Notice that most of the row names are essentially duplicated except for the trailing ".0" or ".1" in the report names (such as in_sync[SP4c93e7a037ce.0] versus in_sync[SP4c93e7a037ce.1]). In a nutshell, you should typically expect to see a report of each type times the number of Index partitions. For example, assuming the SSA had 25 partitions, you would see 25 rows labeled from ".0" to ".1" and up to".24" each listing the in_sync Cell names for that given partition (and so on for the left_behind, members, and primary reports, too).

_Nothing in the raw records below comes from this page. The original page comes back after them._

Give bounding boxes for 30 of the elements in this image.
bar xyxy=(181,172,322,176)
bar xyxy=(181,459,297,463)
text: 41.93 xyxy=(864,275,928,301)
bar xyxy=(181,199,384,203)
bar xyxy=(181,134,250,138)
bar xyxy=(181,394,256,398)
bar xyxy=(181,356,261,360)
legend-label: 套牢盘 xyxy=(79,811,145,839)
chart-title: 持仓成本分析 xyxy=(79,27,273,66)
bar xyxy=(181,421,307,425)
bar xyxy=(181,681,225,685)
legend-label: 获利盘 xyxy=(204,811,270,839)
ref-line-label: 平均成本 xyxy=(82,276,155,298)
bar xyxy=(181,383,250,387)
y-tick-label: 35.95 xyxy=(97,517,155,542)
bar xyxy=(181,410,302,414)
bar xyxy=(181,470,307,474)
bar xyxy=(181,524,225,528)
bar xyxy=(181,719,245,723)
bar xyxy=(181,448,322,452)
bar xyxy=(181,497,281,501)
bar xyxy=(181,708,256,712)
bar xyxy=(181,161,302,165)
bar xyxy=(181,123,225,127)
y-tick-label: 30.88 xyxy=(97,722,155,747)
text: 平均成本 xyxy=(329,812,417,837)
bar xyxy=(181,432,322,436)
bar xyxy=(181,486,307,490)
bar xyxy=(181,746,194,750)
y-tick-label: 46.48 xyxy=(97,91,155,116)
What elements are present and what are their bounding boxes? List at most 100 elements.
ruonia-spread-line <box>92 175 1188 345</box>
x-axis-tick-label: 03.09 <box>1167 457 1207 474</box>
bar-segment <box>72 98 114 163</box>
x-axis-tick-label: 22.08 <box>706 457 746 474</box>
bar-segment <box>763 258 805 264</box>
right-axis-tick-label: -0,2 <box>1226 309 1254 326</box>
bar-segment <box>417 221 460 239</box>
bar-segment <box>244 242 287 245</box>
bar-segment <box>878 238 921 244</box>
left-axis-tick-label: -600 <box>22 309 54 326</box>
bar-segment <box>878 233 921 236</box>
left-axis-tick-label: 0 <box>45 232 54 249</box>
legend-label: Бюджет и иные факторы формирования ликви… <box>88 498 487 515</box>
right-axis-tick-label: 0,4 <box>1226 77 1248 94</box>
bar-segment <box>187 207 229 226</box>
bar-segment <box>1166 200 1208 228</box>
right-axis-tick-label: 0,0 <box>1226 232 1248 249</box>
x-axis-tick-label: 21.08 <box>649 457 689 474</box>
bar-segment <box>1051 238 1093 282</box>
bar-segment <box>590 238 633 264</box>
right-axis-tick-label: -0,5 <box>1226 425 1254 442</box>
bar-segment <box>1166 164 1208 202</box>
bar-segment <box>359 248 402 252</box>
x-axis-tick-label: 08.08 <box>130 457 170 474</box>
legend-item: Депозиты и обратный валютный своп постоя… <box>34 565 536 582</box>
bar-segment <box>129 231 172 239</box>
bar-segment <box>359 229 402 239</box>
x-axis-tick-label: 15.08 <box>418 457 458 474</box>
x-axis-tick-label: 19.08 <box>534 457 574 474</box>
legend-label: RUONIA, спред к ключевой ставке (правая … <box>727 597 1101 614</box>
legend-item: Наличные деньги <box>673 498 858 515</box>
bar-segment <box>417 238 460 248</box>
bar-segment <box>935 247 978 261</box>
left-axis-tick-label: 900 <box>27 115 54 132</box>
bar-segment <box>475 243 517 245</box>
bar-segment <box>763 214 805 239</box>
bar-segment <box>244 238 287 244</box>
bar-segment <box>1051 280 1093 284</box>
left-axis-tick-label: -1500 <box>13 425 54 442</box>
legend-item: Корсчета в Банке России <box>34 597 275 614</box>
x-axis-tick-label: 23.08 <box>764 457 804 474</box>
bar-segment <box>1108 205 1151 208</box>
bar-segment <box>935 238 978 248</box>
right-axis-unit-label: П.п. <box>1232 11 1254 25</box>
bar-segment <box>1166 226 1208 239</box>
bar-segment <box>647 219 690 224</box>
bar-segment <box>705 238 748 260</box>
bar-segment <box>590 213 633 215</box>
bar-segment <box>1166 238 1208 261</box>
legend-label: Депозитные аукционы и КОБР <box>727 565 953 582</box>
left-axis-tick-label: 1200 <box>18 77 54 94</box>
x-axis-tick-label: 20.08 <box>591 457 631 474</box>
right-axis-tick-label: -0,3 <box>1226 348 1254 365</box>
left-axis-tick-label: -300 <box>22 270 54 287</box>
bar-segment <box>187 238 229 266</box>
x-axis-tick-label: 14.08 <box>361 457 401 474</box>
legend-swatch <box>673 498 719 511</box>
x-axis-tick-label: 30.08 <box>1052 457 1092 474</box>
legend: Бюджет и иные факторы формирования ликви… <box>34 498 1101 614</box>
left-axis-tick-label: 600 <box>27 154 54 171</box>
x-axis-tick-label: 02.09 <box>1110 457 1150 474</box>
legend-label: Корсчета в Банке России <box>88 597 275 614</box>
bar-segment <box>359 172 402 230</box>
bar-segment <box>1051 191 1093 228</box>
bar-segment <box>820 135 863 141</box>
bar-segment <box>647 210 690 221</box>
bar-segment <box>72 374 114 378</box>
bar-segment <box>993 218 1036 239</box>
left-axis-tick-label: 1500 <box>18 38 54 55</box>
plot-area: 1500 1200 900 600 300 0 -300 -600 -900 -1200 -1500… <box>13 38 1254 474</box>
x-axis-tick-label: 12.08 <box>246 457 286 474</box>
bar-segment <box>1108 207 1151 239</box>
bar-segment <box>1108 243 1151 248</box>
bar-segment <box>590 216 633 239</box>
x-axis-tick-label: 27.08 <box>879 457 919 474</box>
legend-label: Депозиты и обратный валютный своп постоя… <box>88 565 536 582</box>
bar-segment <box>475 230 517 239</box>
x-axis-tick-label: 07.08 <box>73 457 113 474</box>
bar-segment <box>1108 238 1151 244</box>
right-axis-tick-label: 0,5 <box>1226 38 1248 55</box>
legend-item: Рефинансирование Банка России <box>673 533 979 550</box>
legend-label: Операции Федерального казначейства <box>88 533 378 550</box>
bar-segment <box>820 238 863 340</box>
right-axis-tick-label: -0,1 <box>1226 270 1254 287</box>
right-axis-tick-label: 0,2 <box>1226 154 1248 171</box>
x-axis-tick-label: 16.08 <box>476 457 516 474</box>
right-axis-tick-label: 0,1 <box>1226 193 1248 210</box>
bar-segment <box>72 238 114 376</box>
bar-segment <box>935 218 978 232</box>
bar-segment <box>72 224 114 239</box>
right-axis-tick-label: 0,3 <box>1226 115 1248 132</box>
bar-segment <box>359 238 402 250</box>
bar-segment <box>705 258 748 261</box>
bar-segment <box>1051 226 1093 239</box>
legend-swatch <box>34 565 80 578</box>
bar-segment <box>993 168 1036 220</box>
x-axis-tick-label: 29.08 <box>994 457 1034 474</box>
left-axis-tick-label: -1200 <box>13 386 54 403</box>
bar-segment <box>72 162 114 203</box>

In this case, fixing the primary Cell I.1.1 also allowed the seeding and subsequent Journal feeding from Cell I.1.1 to Cell I.0.1 to succeed… and thus, the Cell I.0.1 then also successfully transitioned from Degraded to Active.

Running the report again, we now see:

Host        State    Name            CellName Partition ----        -----    ----            -------- ---------
   Primary Generation ActiveDocs Merging CheckpointSize
   ------- ---------- ---------- ------- --------------

INDEX-SRV-A Active   IndexComponent3 [I.0.0]          0       True     473563    8563928   False  172976.3 (MB)

INDEX-SRV-B Active   IndexComponent5 [I.1.0]          0      False     473563    8563928   False  172185.2 (MB)

INDEX-SRV-C Active   IndexComponent2 [I.0.1]          1      False     473563    8562280   False  173332.2 (MB)

INDEX-SRV-D Active   IndexComponent4 [I.1.1]          1       True     473563    8562280   False  172579.6 (MB)

Extending the Get-SPIndexReports script

On more than one occasion, I have need to separately run the "get-WmiObject win32_logicaldisk" manually to determine the FreeSpace on a given drive…. So now, that has been incorporated into the report as seen below:

Also, in the original script, thanks to Kris Loranger, we found that the "Size on Disk" value could be skewed for servers with multiple Index paths all sharing the same RootDirectory value. In that case, the size being reported here was actually the sum of all replicas rather than just that single replica. By using the cell specific path (as seen here), this has since been fixed.

---------------

As I add more functionality or find more use cases, I will continue to post about them.

I hope this helps...

Comments

  • Anonymous
    July 08, 2015
    I wanted to thank Dan Pandre for both reviewing this post as well as the guidance/teaching to help me learn these concepts related to the Index internals!

  • Anonymous
    July 08, 2015
    The comment has been removed

  • Anonymous
    July 08, 2015
    This is awesome information.  Thanks for publishing this!

  • Anonymous
    February 23, 2017
    How can the N in Level [N] be controlled and adjusted? Is there a script available ?

    • Anonymous
      February 24, 2017
      The Level [N] is managed and controlled by the Search system... there is no means of controlling/adjusting this.
  • Anonymous
    October 09, 2017
    Brian - Thank you very Much, I helped me alot.